Université de Lyon, Institut des Sciences Analytiques, UMR 5280, CNRS, 5 rue de la Doua, 69100, Villeurbanne, France.
Université de Lyon, Institut des Sciences Analytiques, UMR 5280, CNRS, 5 rue de la Doua, 69100, Villeurbanne, France.
J Chromatogr A. 2021 Apr 12;1642:462001. doi: 10.1016/j.chroma.2021.462001. Epub 2021 Feb 18.
In two-dimensional liquid chromatography, the combination of hydrophilic interaction liquid chromatography (HILIC) and reversed-phase liquid chromatography (RPLC) is very attractive due to the complementarity of their separation mechanisms. On-line comprehensive HILIC x RPLC is well-known to give rise to a large retention space coverage when dealing with ionisable compounds. However, method development in on-line HILIC x RPLC is challenging due to the reversed solvent strength between both dimensions, which can greatly affect the peak shapes in the second RPLC dimension, and thus the separation quality and the method sensitivity. In the present contribution, we compared four strategies designed to avoid this problem: (1) flow splitting, which consists in reducing the injection volume in the second dimension (D), (2) on-line dilution with a make-up flow and (3) on-line dilution with Active Solvent Modulation (ASM), which both consist in reducing the solvent strength of the injected fractions, and (4) Total Breakthrough Strategy, which we recently proposed. Unlike the three preceding strategies, this latter one consists in injecting large volumes of strong solvent in D. The performance of each strategy was evaluated for sub-hour separations of a tryptic digest in on-line HILIC x RPLC. In this work, we considered the critical case for which the same column internal diameters (i.e. 2.1 mm here) are used in both dimensions. Peak capacity, peak shapes and peak intensities were considered for this evaluation. The highest peak capacity could be achieved with Total Breakthrough Strategy while the lowest one with on-line dilution using ASM. Peak intensities were usually higher with on-line dilution approaches (make-up flow and ASM). However, despite the presence of breakthrough, peak intensities were approximately 7-fold higher with Total Breakthrough Strategy than with flow splitting.

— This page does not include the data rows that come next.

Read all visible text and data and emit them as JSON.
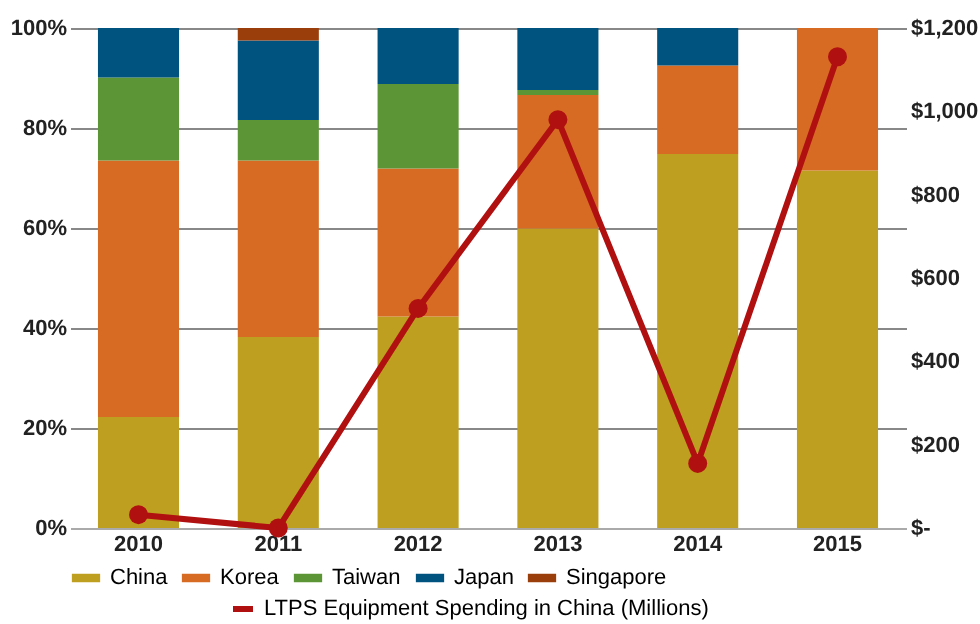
{
  "chart_data": {
    "type": "bar",
    "stacked": true,
    "categories": [
      "2010",
      "2011",
      "2012",
      "2013",
      "2014",
      "2015"
    ],
    "series": [
      {
        "name": "China",
        "color": "#bf9f1f",
        "values": [
          22.2,
          38.2,
          42.3,
          59.9,
          74.8,
          71.5
        ]
      },
      {
        "name": "Korea",
        "color": "#d86b23",
        "values": [
          51.3,
          35.3,
          29.6,
          26.7,
          17.7,
          28.5
        ]
      },
      {
        "name": "Taiwan",
        "color": "#5c9535",
        "values": [
          16.6,
          8.1,
          16.9,
          1.0,
          0,
          0
        ]
      },
      {
        "name": "Japan",
        "color": "#00527f",
        "values": [
          9.9,
          15.9,
          11.2,
          12.4,
          7.5,
          0
        ]
      },
      {
        "name": "Singapore",
        "color": "#9a3f0c",
        "values": [
          0,
          2.5,
          0,
          0,
          0,
          0
        ]
      },
      {
        "name": "LTPS Equipment Spending in China (Millions)",
        "type": "line",
        "axis": "y2",
        "color": "#b01010",
        "marker": "circle",
        "line_style": "solid",
        "values": [
          32,
          0,
          527,
          980,
          155,
          1131
        ]
      }
    ],
    "ylim": [
      0,
      100
    ],
    "yticks": [
      {
        "value": 0,
        "label": "0%"
      },
      {
        "value": 20,
        "label": "20%"
      },
      {
        "value": 40,
        "label": "40%"
      },
      {
        "value": 60,
        "label": "60%"
      },
      {
        "value": 80,
        "label": "80%"
      },
      {
        "value": 100,
        "label": "100%"
      }
    ],
    "y2lim": [
      0,
      1200
    ],
    "y2ticks": [
      {
        "value": 0,
        "label": "$-"
      },
      {
        "value": 200,
        "label": "$200"
      },
      {
        "value": 400,
        "label": "$400"
      },
      {
        "value": 600,
        "label": "$600"
      },
      {
        "value": 800,
        "label": "$800"
      },
      {
        "value": 1000,
        "label": "$1,000"
      },
      {
        "value": 1200,
        "label": "$1,200"
      }
    ],
    "grid": "y",
    "legend": "bottom"
  }
}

在二维液相色谱中,亲水作用液相色谱(HILIC)和反相液相色谱(RPLC)的组合非常有吸引力,因为它们的分离机制具有互补性。众所周知,在线综合 HILIC x RPLC 在处理可离子化化合物时会产生很大的保留空间覆盖度。然而,由于两个维度之间的溶剂强度相反,在线 HILIC x RPLC 的方法开发具有挑战性,这会极大地影响第二 RPLC 维度中的峰形,从而影响分离质量和方法灵敏度。在本研究中,我们比较了四种旨在避免该问题的策略:(1)分流,即将第二维(D)的进样体积减小;(2)在线稀释,包括用辅助流稀释和(3)在线稀释与主动溶剂调制(ASM),这两种方法都可降低进样部分的溶剂强度;(4)我们最近提出的全穿透策略。与前三种策略不同,这种方法是在 D 中注入大量强溶剂。我们在在线 HILIC x RPLC 中对小时内的胰蛋白酶消化物的亚分离评估了每种策略的性能。在这项工作中,我们考虑了在两个维度中使用相同柱内径(即这里的 2.1mm)的关键情况。我们对峰容量、峰形和峰强度进行了评估。全穿透策略可以获得最高的峰容量,而使用 ASM 的在线稀释则获得最低的峰容量。使用在线稀释方法(辅助流和 ASM)通常可以获得更高的峰强度。然而,尽管存在穿透现象,但与分流相比,全穿透策略的峰强度大约高 7 倍。